Optimizing lots of meshes with limitations

Babylon Version: 7.54 | WebGL Engine

I am trying to give my scene a performance boost and am looking for any suggestions on how. I have an application that displays data sets of models. The problem is the number of meshes in the models can get quite large.

In the worst case I am seeing about 6000 meshes, with ~96000 active faces and ~3000 draw calls.

I can’t use instancing because each mesh has the capability of being unique, and I can’t merge meshes because I need to be able to select and highlight each mesh individually.

For a lot of angles the meshes are almost all active in the scene, and using occlusion queries seems to result in worse performance than without.

With most systems I test this on the FPS sits around 10-20 on my worst case scenarios.

Looking at the chrome performance profiler, the majority of time is spent in RenderSorted with the bind calls.

(My active meshes is weirdly only displaying the meshes in a viewport camera)

Has anyone optimized a situation like this to be more performant? Or have any general solutions to look into that may boost performance when dealing with a ton of meshes than cant be instanced or merged?

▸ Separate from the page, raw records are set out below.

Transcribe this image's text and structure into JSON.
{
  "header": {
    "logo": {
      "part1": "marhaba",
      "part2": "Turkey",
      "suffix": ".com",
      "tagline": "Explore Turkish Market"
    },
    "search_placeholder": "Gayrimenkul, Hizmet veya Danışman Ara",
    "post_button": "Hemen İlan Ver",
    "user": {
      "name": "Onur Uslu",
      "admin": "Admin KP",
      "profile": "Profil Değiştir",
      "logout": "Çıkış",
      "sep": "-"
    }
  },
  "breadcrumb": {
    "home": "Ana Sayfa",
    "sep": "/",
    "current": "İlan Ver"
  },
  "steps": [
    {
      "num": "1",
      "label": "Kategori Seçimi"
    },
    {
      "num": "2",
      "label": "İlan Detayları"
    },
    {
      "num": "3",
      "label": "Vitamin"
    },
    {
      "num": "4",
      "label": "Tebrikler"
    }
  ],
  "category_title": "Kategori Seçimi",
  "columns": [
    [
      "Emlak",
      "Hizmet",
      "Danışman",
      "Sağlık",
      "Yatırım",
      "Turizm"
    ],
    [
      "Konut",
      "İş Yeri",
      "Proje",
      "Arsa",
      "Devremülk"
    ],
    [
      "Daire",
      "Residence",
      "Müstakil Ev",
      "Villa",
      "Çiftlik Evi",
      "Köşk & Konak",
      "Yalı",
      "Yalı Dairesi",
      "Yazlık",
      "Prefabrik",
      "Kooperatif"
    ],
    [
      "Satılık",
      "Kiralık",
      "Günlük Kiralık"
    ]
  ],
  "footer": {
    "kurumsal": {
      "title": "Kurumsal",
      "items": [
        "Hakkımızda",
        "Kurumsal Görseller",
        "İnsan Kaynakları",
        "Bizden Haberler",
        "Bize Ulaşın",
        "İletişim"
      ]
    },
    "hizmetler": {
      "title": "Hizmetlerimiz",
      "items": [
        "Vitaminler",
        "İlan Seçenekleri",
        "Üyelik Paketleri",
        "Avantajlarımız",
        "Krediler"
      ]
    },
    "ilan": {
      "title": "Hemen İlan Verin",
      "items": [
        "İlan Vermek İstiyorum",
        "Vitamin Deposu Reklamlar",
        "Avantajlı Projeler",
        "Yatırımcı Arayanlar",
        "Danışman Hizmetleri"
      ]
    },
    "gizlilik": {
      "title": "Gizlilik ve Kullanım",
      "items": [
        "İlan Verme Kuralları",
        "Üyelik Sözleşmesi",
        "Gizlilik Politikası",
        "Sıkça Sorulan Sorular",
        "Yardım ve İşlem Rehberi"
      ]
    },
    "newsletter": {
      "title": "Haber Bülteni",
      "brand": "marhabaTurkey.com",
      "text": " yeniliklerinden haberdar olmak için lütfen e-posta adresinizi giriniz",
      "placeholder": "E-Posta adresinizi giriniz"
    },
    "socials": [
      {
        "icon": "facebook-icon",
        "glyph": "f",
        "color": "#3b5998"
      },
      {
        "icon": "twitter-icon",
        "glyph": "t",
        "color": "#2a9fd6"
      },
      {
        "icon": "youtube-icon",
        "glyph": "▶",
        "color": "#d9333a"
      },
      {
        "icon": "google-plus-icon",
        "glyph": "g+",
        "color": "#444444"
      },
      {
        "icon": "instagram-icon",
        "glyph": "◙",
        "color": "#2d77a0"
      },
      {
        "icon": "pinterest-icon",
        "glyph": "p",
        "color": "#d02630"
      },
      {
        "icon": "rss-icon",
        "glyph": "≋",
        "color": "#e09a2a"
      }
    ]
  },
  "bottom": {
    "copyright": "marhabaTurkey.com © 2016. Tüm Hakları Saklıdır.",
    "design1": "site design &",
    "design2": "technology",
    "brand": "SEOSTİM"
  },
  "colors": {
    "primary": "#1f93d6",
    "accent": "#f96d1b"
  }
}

Any ideas are appreciated, and I’ll do my best to answer any questions I can about my scene setup

One angle could be to reduce the overload of selecting active meshes. At least worth a try:

Optimizing Your Scene | Babylon.js Documentation

in a nutshell:

  • Make sure to have all meshes always active with :mesh.alwaysSelectAsActiveMesh
  • Freeze the list: scene.freezeActiveMeshes();

You may also want to try this:
Optimizing Your Scene | Babylon.js Documentation

Discovered that the number of model faces contains decimal points

That’s just a heuristic (activeFaces = activeIndices / 3)

But I feel that this algorithm is incorrect, it needs to traverse each mesh to be accurate

The scene can get pretty dynamic with lots of assets loading an unloading as the camera moves (using asset containers to speed up the process so I can do it without disposing), or gltf files being loaded on delays over a network download.

I make use of all the other suggestions in the Scenes with Lots of Meshes section already.

I don’t think the active mesh evaluation is that time consuming based on the profile (2ms of the ~90ms render time) but do you think its more or less performant to unfreeze the active meshes when adding/removing and then refreeze or to just leave it dynamic.